Published 12:00 am Wednesday, December 2, 2009

By Mark Wineka
mwineka@salisburypost.com
A Summer Outdoor Adventure Camp could make its debut next year at the Salisbury Community Park off Hurley School Road.
The pilot program, which would offer transportation to the park, is scheduled to cover eight weeks with a goal of registering up to 15 kids per week.
Possible activities each week will include orienteering, wild game identification, nature scavenger hunts, bird study, fishing, outdoor exercise and activities, plant science and wilderness survival.
Citizens have criticized the Salisbury City Council in the past for not making the Community Park more accessible to kids in the city, especially children in the West End neighborhood who have no way of getting to the 300-acre park which is several miles away.
When the city purchased the land and began development of the park some 10 years ago, officials promised they would provide transportation to the site for kids who could not otherwise get there.
The expansive park has an 8-acre lake for fishing, picnic areas, walking trails, cross country routes, Little League baseball and softball fields and soccer fields.
Mayor Susan Kluttz said the city’s concern about providing transportation to the park for children dealt with safety and a fear of dropping children off without any adult supervision.
“We don’t want them bused out to the park and not be supervised,” she said.
The Outdoor Adventure Camp will be a way to offer an adult supervised program at the Community Park and provide transportation to and from city recreation centers.
It also will be used to judge the interest in organized programming for the Community Park. Park staff will track attendance at the camp and have the children participants and their parents provide evaluations.
Mayor Pro Tem Paul Woodson and Councilman William “Pete” Kennedy expressed strong support for the effort, seen as another anti-gang youth initiative.
The camp will be designed for children 7 to 14 years old. A goal is to improve environmental literacy among the children participants.

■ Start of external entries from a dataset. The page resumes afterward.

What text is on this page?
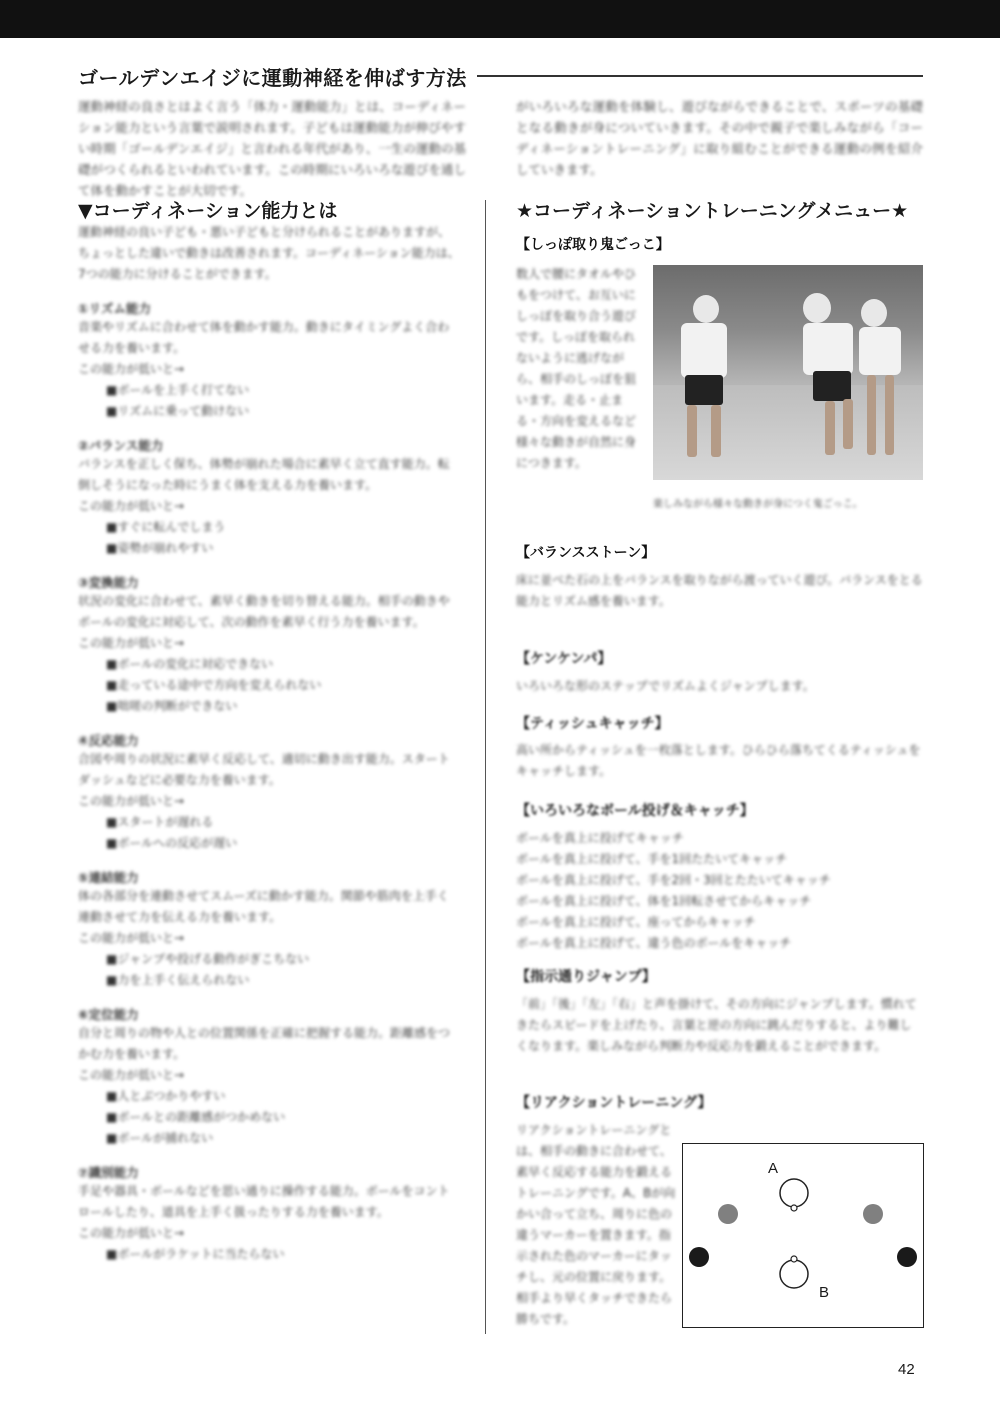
ゴールデンエイジに運動神経を伸ばす方法
運動神経の良さとはよく言う「体力・運動能力」とは、コーディネーション能力という言葉で説明されます。子どもは運動能力が伸びやすい時期「ゴールデンエイジ」と言われる年代があり、一生の運動の基礎がつくられるといわれています。この時期にいろいろな遊びを通して体を動かすことが大切です。
がいろいろな運動を体験し、遊びながらできることで、スポーツの基礎となる動きが身についていきます。その中で親子で楽しみながら「コーディネーショントレーニング」に取り組むことができる運動の例を紹介していきます。
▼コーディネーション能力とは
運動神経の良い子ども・悪い子どもと分けられることがありますが、ちょっとした違いで動きは改善されます。コーディネーション能力は、7つの能力に分けることができます。
①リズム能力
音楽やリズムに合わせて体を動かす能力。動きにタイミングよく合わせる力を養います。
この能力が低いと→
■ボールを上手く打てない
■リズムに乗って動けない
②バランス能力
バランスを正しく保ち、体勢が崩れた場合に素早く立て直す能力。転倒しそうになった時にうまく体を支える力を養います。
この能力が低いと→
■すぐに転んでしまう
■姿勢が崩れやすい
③変換能力
状況の変化に合わせて、素早く動きを切り替える能力。相手の動きやボールの変化に対応して、次の動作を素早く行う力を養います。
この能力が低いと→
■ボールの変化に対応できない
■走っている途中で方向を変えられない
■咄嗟の判断ができない
④反応能力
合図や周りの状況に素早く反応して、適切に動き出す能力。スタートダッシュなどに必要な力を養います。
この能力が低いと→
■スタートが遅れる
■ボールへの反応が遅い
⑤連結能力
体の各部分を連動させてスムーズに動かす能力。関節や筋肉を上手く連動させて力を伝える力を養います。
この能力が低いと→
■ジャンプや投げる動作がぎこちない
■力を上手く伝えられない
⑥定位能力
自分と周りの物や人との位置関係を正確に把握する能力。距離感をつかむ力を養います。
この能力が低いと→
■人とぶつかりやすい
■ボールとの距離感がつかめない
■ボールが捕れない
⑦識別能力
手足や器具・ボールなどを思い通りに操作する能力。ボールをコントロールしたり、道具を上手く扱ったりする力を養います。
この能力が低いと→
■ボールがラケットに当たらない
★コーディネーショントレーニングメニュー★
【しっぽ取り鬼ごっこ】
数人で腰にタオルやひもをつけて、お互いにしっぽを取り合う遊びです。しっぽを取られないように逃げながら、相手のしっぽを狙います。走る・止まる・方向を変えるなど様々な動きが自然に身につきます。
楽しみながら様々な動きが身につく鬼ごっこ。
【バランスストーン】
床に並べた石の上をバランスを取りながら渡っていく遊び。バランスをとる能力とリズム感を養います。
【ケンケンパ】
いろいろな形のステップでリズムよくジャンプします。
【ティッシュキャッチ】
高い所からティッシュを一枚落とします。ひらひら落ちてくるティッシュをキャッチします。
【いろいろなボール投げ＆キャッチ】
ボールを真上に投げてキャッチ
ボールを真上に投げて、手を1回たたいてキャッチ
ボールを真上に投げて、手を2回・3回とたたいてキャッチ
ボールを真上に投げて、体を1回転させてからキャッチ
ボールを真上に投げて、座ってからキャッチ
ボールを真上に投げて、違う色のボールをキャッチ
【指示通りジャンプ】
「前」「後」「左」「右」と声を掛けて、その方向にジャンプします。慣れてきたらスピードを上げたり、言葉と逆の方向に跳んだりすると、より難しくなります。楽しみながら判断力や反応力を鍛えることができます。
【リアクショントレーニング】
リアクショントレーニングとは、相手の動きに合わせて、素早く反応する能力を鍛えるトレーニングです。A、Bが向かい合って立ち、周りに色の違うマーカーを置きます。指示された色のマーカーにタッチし、元の位置に戻ります。相手より早くタッチできたら勝ちです。
A
B
42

Parks and Recreation Director Gail Elder White said the Outdoor Adventure Camp would fit in with the national “No Child Left Inside” initiative and the state’s “Take a Child Outside” effort.
The state’s “Take a Child Outside Week” will be Sept. 24-30 this year.
The City Council approved the Parks and Recreation Department’s $7,648 grant application to the Salisbury Community Foundation for the Outdoor Adventure Camp.
The grant would go toward two staff members, teaching supplies, T-shirts and transportation over the eight weeks.
Partners in the program will be Rowan County Cooperative Extension and the LandTrust for Central North Carolina.
The proposed dates for the camp are June 15 to Aug. 7, 2009.